El público empezó a gritar de repente -otro touchdown -, pero las dos cabezas no se volvieron.
– Bueno, y ¿qué hace con Breimer?
Brian bostezó, indiferente.
– Construir nuestro futuro. Llevan días en ello, los dos. Lo fue a recoger al aeropuerto.
– ¿Ah, sí? -Jake miró a Brian, inmóvil como un lagarto-. No se te pasa ni una, ¿verdad?
– Bueno, es mi trabajo, ¿no? Lo único que hay que hacer es tener los ojos abiertos -respondió, y volvió a cerrar los suyos.
Los dos hombres se separaron entonces, habían concluido sus negocios. Breimer le hizo una seña a un soldado para comunicarle que estaba listo para marchar. Shaeffer se apresuró a salir del estadio sin mirar siquiera el partido.
– Eh, Brian -dijo Jake, reflexivo-. Tú ibas en el avión. ¿Recuerdas al chico que tenía miedo a volar?
– ¿El de las botas?
– ¿Quién fue a recogerlo? ¿Lo viste?
– No. ¿Por qué?
– ¿Hablaste con él en el avión? ¿Te fijaste en algo en concreto?
Brian abrió los ojos.
– Supongo que lo preguntas por algo.
– Ha aparecido muerto. En Potsdam.
– ¿Qué? ¿El que pescaron del agua?
Jake asintió.
– ¿Y qué?
– Pues que me gustaría descubrir por qué. Creo que ahí hay una historia.
– Querido Jake. Tú de vuelta a las andadas, y la pobre Polonia pendiendo de un hilo…
– Bueno, ¿sí o no? ¿Hablaste con él?
– Ni una palabra. No creo que nadie hablara. Por lo que recuerdo, fue el Honorable quien no paró. ¿Es ésa tu historia del mercado negro?
– Vino a hacer negocios. Se llevó unos cuantos billetes.
– ¿Ese agradable jovencito? -comentó Brian.

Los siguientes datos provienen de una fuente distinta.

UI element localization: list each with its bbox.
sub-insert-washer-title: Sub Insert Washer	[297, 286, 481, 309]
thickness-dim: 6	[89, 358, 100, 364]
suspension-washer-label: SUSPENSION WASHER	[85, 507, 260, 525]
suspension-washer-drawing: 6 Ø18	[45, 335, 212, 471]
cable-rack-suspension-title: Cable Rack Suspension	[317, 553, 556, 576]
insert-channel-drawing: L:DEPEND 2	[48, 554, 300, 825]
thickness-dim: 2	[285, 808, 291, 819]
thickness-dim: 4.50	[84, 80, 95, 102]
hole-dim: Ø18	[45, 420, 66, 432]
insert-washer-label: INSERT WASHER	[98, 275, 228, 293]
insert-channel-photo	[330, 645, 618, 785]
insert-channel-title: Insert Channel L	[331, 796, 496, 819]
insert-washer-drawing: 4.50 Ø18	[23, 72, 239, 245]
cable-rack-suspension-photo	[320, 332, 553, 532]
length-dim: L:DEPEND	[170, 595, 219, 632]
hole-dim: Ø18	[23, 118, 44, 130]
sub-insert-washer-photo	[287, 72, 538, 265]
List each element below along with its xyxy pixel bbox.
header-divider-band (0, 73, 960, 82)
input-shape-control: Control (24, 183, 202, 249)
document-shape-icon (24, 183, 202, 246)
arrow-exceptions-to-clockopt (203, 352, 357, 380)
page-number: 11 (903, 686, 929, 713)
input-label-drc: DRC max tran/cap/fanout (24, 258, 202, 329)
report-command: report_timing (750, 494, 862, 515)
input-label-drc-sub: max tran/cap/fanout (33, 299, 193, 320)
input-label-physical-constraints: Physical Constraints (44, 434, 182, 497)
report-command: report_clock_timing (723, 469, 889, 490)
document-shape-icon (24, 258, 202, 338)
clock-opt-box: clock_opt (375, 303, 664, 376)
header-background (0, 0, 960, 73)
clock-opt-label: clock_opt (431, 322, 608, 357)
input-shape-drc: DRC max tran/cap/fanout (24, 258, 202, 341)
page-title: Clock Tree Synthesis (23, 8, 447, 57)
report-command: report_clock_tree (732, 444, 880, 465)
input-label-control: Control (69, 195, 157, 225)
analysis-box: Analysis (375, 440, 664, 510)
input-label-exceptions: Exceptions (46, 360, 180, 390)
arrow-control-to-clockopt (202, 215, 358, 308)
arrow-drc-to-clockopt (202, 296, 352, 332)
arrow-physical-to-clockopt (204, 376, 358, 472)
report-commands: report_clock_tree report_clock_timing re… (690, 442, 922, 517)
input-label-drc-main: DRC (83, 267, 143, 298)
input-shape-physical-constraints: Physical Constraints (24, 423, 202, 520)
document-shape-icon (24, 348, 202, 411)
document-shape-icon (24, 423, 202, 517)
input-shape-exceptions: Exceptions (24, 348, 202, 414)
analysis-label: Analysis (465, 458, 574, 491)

– A lo mejor no tan agradable. Entre cinco y diez mil dólares.
– ¿En serio? -dijo Brian, esta vez con interés-. ¿Con qué?
– ¿Qué quieres decir?
– Bueno, no llevaba equipaje. ¿Con qué hizo negocios?
– ¿No llevaba equipaje? -preguntó Jake intentando evocar la escena de Tempelhof.
– No. Me fijé porque me pareció extraño. Después pensé: «Bueno, será de Berlín».
– No, no era de aquí. ¿Te fijaste en algo más?
– Chaval, ni siquiera había reparado en ello hasta que has sacado el tema. Un tipo sin equipaje… ¿Qué más da?
Jake guardó silencio. ¿Qué vería Gunther, cuál era la clave evidente que se le pasaba por alto? Un negocio en el que no había nada que vender. Pero a nadie le daban diez mil a cambio de nada. Algo lo bastante pequeño, entonces, para que cupiera en un bolsillo.
– Mierda -exclamó Brian al oír otro rugido desde el campo-. También una de las nuestras, ahora tendré que escribir algo. -En las gradas inglesas, unos soldados enarbolaban una bandera del Reino Unido.